I know this is a lot to take in. I know it’s vulnerable. But I also know you. I know you’ve wanted this too. I know you’ve imagined it. I know you’re as curious as I am about what it would do to us.
We’ve built a marriage based on honesty. Let’s build a sex life based on honesty too. Let’s be honest about our needs and how that plays into our the honesty of our marriage vows. Let’s adapt our marriage to find passion. Let’s bring in a boyfriend. Let’s find a bull. Let’s stop circling and start living.
Because I don’t want to drift away from you any more. I want to drift closer. And this is how we do it.

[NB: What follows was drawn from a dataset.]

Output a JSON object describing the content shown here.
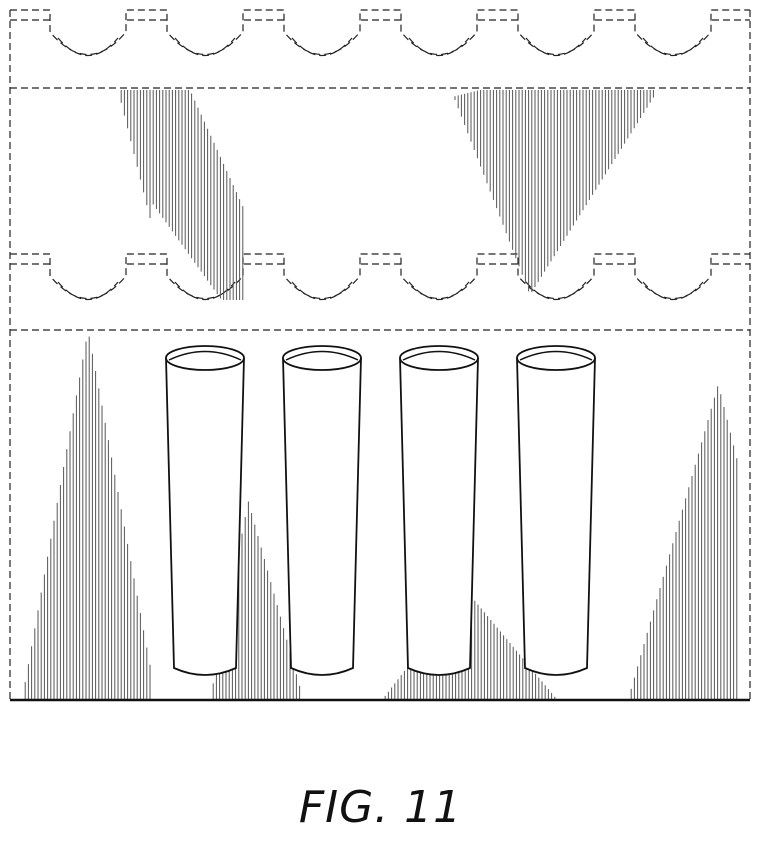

So, husband, what do you say?
Love.
Your Wife
This is a sample letter from a wife to her husband, I’ve had countless men and women how to ask their husband/wife about a cuckold marriage. This is how. You communicate directly, you ask and you explain. At length, you discuss what you want from it and what you hope to get from it. So what do you think? Is this something you want for your marriage?
Evolving the Conversation
- How might opening your marriage to a carefully chosen third partner deepen your emotional intimacy rather than diminish it?
- What rituals of aftercare—kissing, handholding, verbal affirmation—would make this kind of dynamic feel safe and bonding for both partners?
- How does seeing your partner’s pleasure (even with someone else) impact your sense of connection, love, and desire?
- What parts of female sexuality and female confidence make this about bringing a bringing a boyfriend into your relationship rather than bringing a girlfriend into your relationship?
- How might embracing your partner’s sexual autonomy actually expand your own sense of power, masculinity, or femininity within the relationship?